Blog tvlooy

Dumping PHP opcodes

php, opcodes, vld, pickle | September 11, 2015

When parsing PHP files, the Zend Engine generates a series of operation codes, execution units commonly known as "opcodes", representing the function of the code. So how do you dump these opcodes?

PHP has the Vulcan Logic Disassembler (vld) extension. The vld hooks into the Zend Engine and dumps all the opcodes of a script.

Installing vld

Pickle is a new PHP extension installer. It is based on Composer and the plan is to get Composer to fully support it. Very promising! Plus, Pickle fully supports existing PECL extensions. The Github repository has a link to the Pickle PHAR file.

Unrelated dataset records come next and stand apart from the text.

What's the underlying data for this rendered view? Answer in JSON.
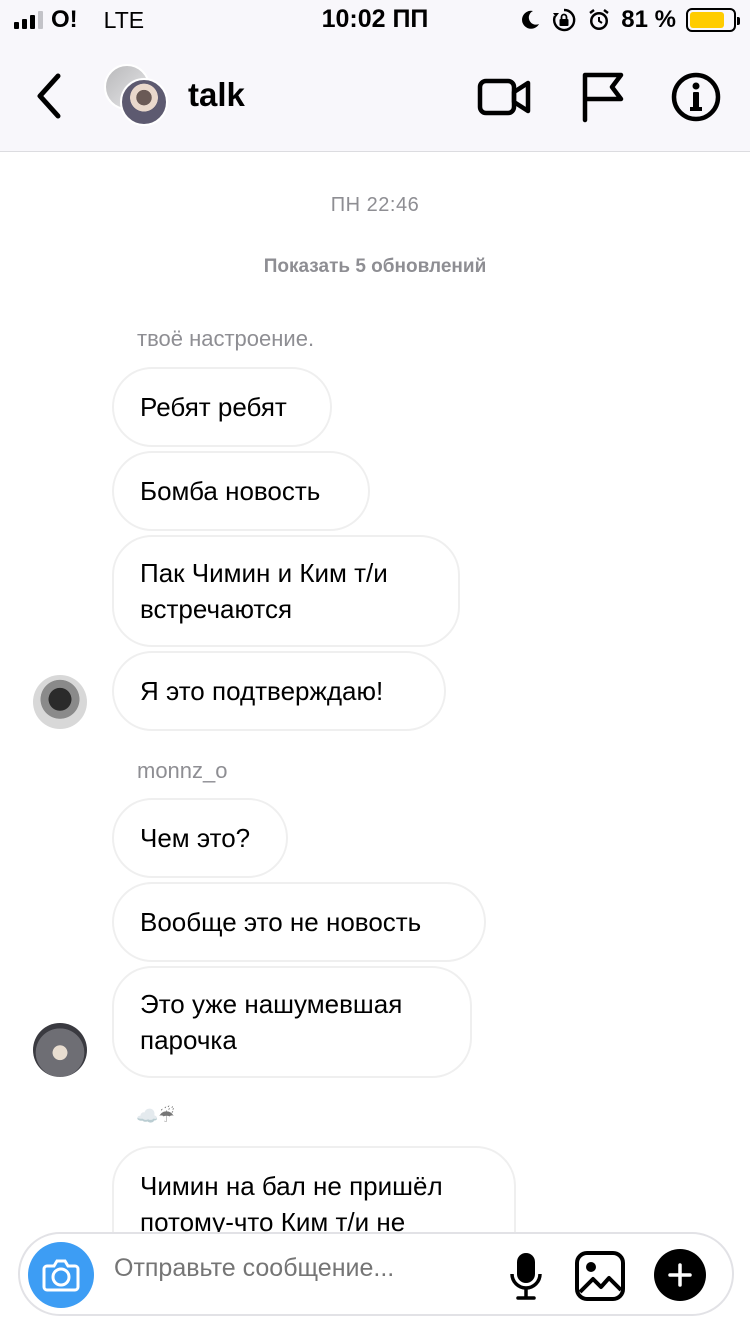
{
  "status_bar": {
    "carrier": "O!",
    "network": "LTE",
    "time": "10:02 ПП",
    "battery_percent": "81 %",
    "battery_level": 0.81,
    "battery_color": "#ffcc00"
  },
  "header": {
    "title": "talk",
    "icons": [
      "back-chevron-icon",
      "video-call-icon",
      "flag-icon",
      "info-icon"
    ]
  },
  "chat": {
    "timestamp": "ПН 22:46",
    "show_updates": "Показать 5 обновлений",
    "groups": [
      {
        "sender": "твоё настроение.",
        "messages": [
          "Ребят ребят",
          "Бомба новость",
          "Пак Чимин и Ким т/и встречаются",
          "Я это подтверждаю!"
        ]
      },
      {
        "sender": "monnz_o",
        "messages": [
          "Чем это?",
          "Вообще это не новость",
          "Это уже нашумевшая парочка"
        ]
      },
      {
        "sender": "☁️☔",
        "messages": [
          "Чимин на бал не пришёл потому-что Ким т/и не"
        ]
      }
    ]
  },
  "composer": {
    "placeholder": "Отправьте сообщение...",
    "accent_color": "#3d9df4",
    "icons": [
      "camera-icon",
      "microphone-icon",
      "gallery-icon",
      "plus-icon"
    ]
  }
}
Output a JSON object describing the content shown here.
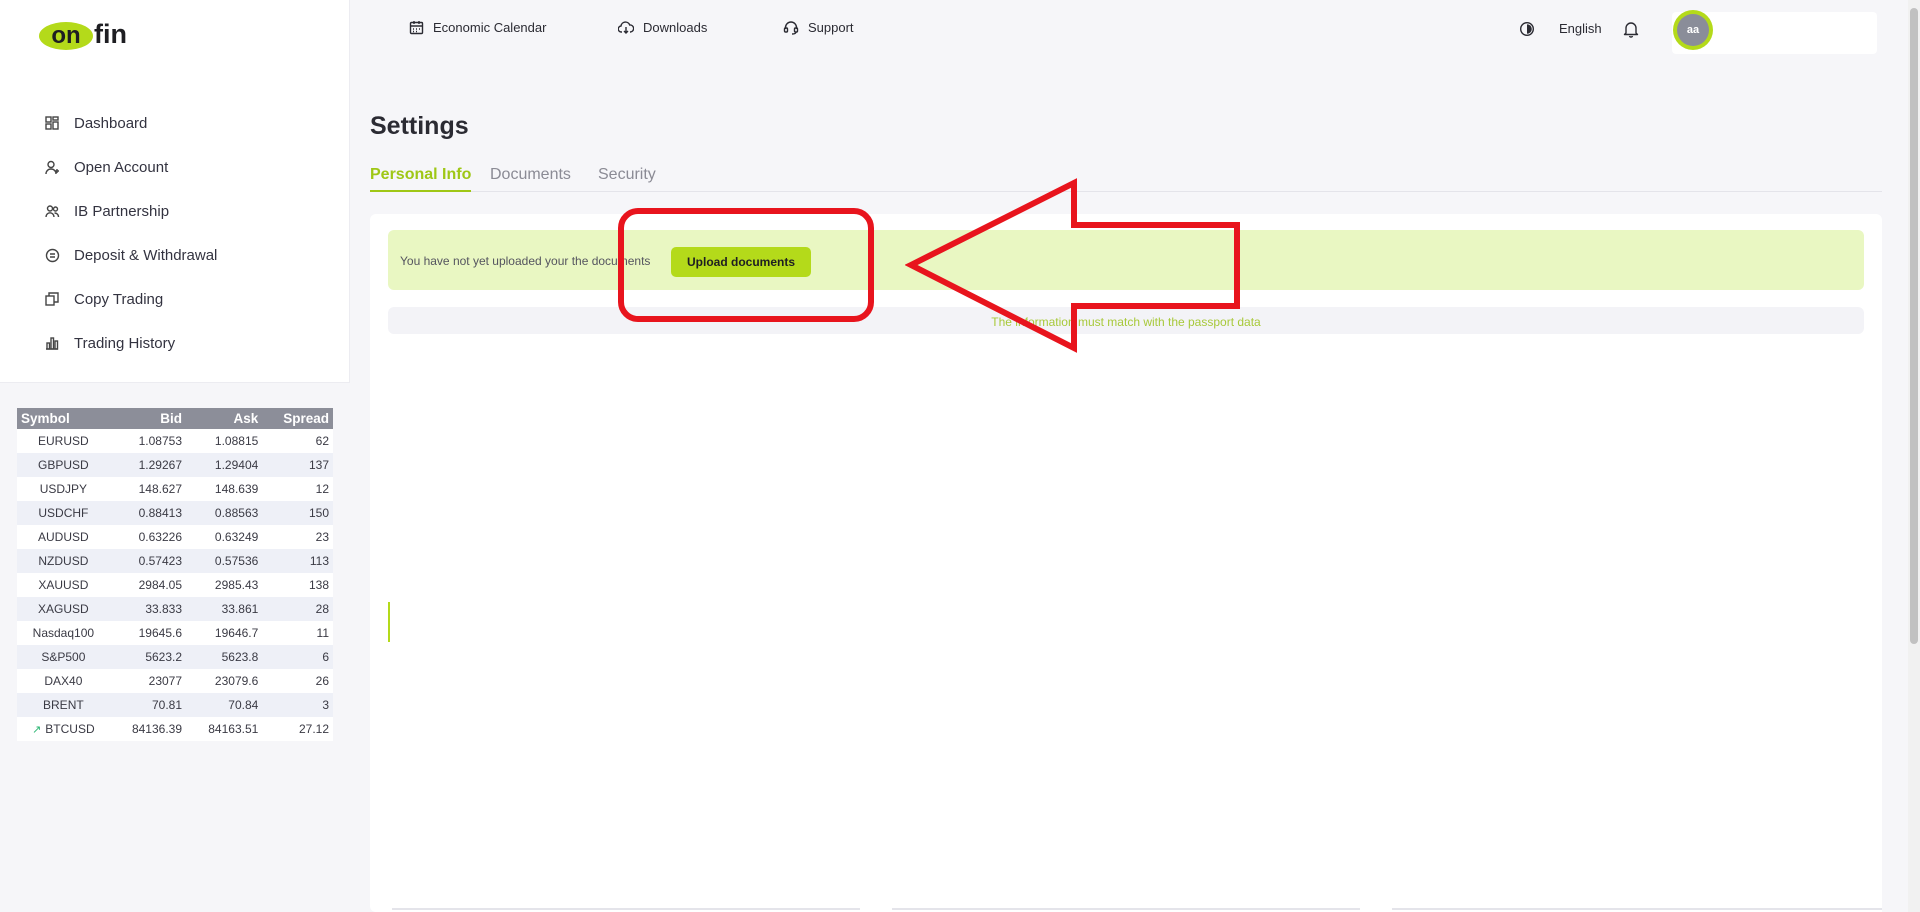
{
  "brand": {
    "logo_left": "on",
    "logo_right": "fin",
    "accent": "#b4da1a"
  },
  "sidebar": {
    "items": [
      {
        "label": "Dashboard",
        "icon": "dashboard-grid-icon"
      },
      {
        "label": "Open Account",
        "icon": "user-plus-icon"
      },
      {
        "label": "IB Partnership",
        "icon": "users-icon"
      },
      {
        "label": "Deposit & Withdrawal",
        "icon": "coin-icon"
      },
      {
        "label": "Copy Trading",
        "icon": "copy-icon"
      },
      {
        "label": "Trading History",
        "icon": "bar-chart-icon"
      }
    ]
  },
  "quotes": {
    "headers": {
      "symbol": "Symbol",
      "bid": "Bid",
      "ask": "Ask",
      "spread": "Spread"
    },
    "rows": [
      {
        "symbol": "EURUSD",
        "bid": "1.08753",
        "ask": "1.08815",
        "spread": "62"
      },
      {
        "symbol": "GBPUSD",
        "bid": "1.29267",
        "ask": "1.29404",
        "spread": "137"
      },
      {
        "symbol": "USDJPY",
        "bid": "148.627",
        "ask": "148.639",
        "spread": "12"
      },
      {
        "symbol": "USDCHF",
        "bid": "0.88413",
        "ask": "0.88563",
        "spread": "150"
      },
      {
        "symbol": "AUDUSD",
        "bid": "0.63226",
        "ask": "0.63249",
        "spread": "23"
      },
      {
        "symbol": "NZDUSD",
        "bid": "0.57423",
        "ask": "0.57536",
        "spread": "113"
      },
      {
        "symbol": "XAUUSD",
        "bid": "2984.05",
        "ask": "2985.43",
        "spread": "138"
      },
      {
        "symbol": "XAGUSD",
        "bid": "33.833",
        "ask": "33.861",
        "spread": "28"
      },
      {
        "symbol": "Nasdaq100",
        "bid": "19645.6",
        "ask": "19646.7",
        "spread": "11"
      },
      {
        "symbol": "S&P500",
        "bid": "5623.2",
        "ask": "5623.8",
        "spread": "6"
      },
      {
        "symbol": "DAX40",
        "bid": "23077",
        "ask": "23079.6",
        "spread": "26"
      },
      {
        "symbol": "BRENT",
        "bid": "70.81",
        "ask": "70.84",
        "spread": "3"
      },
      {
        "symbol": "BTCUSD",
        "bid": "84136.39",
        "ask": "84163.51",
        "spread": "27.12",
        "trend": "trend-up-icon"
      }
    ]
  },
  "header": {
    "links": [
      {
        "label": "Economic Calendar",
        "icon": "calendar-icon"
      },
      {
        "label": "Downloads",
        "icon": "download-icon"
      },
      {
        "label": "Support",
        "icon": "headset-icon"
      }
    ],
    "language": "English",
    "user_initials": "aa"
  },
  "main": {
    "title": "Settings",
    "tabs": [
      {
        "label": "Personal Info",
        "active": true
      },
      {
        "label": "Documents",
        "active": false
      },
      {
        "label": "Security",
        "active": false
      }
    ],
    "notice": {
      "text": "You have not yet uploaded your the documents",
      "button_label": "Upload documents"
    },
    "info_text": "The information must match with the passport data"
  },
  "annotation": {
    "color": "#e8141d"
  }
}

$ sudo pickle.phar install vld - Installing vld (latest-stable) Downloading: 100% +-----------------------------------+--------+ | Package name | vld | | Package version (current release) | 0.13.0 | | Package status | beta | +-----------------------------------+--------+

Next, enable the extension (on Debian based systems):

$ echo 'extension=vld.so' | sudo tee /etc/php5/mods-available/vld.ini $ sudo php5enmod vld

Dumping opcodes

I have 2 test PHP files that have the same functionality. Only, one uses an internal PHP function and the other doesn't. Examples:

$ cat test1.php <?php echo '----------';

$ cat test2.php <?php echo str_repeat('-', 10);

Let's look at the opcodes!

$ php -d vld.active=1 -d vld.execute=0 -f test1.php Finding entry points Branch analysis from position: 0 Jump found. Position 1 = -2 filename: /home/tvl/Desktop/test1.php function name: (null) number of ops: 2 compiled vars: none line #* E I O op fetch ext return operands ------------------------------------------------------------------------------------- 1 0 E > ECHO '----------' 2 1 > RETURN 1 branch: # 0; line: 1- 2; sop: 0; eop: 1; out1: -2 path #1: 0,

$ php -d vld.active=1 -d vld.execute=0 -f test2.php Finding entry points Branch analysis from position: 0 Jump found. Position 1 = -2 filename: /home/tvl/Desktop/test2.php function name: (null) number of ops: 5 compiled vars: none line #* E I O op fetch ext return operands ------------------------------------------------------------------------------------- 1 0 E > SEND_VAL '-' 1 SEND_VAL 10 2 DO_FCALL 2 $0 'str_repeat' 3 ECHO $0 2 4 > RETURN 1 branch: # 0; line: 1- 2; sop: 0; eop: 4; out1: -2 path #1: 0,

What's next?

Now that you know how to dump opcodes, you can do all kinds of important stuff like, show people why print is slower than echo, or benchmark whether a for loop is faster or slower than a while loop. Or, compare PHP5 with PHP7. The vld extension working on PHP7.

Kidding aside, if you are interested in this subject, I encourage you to read the PHP Internals Book and the PHP.net internals documentation.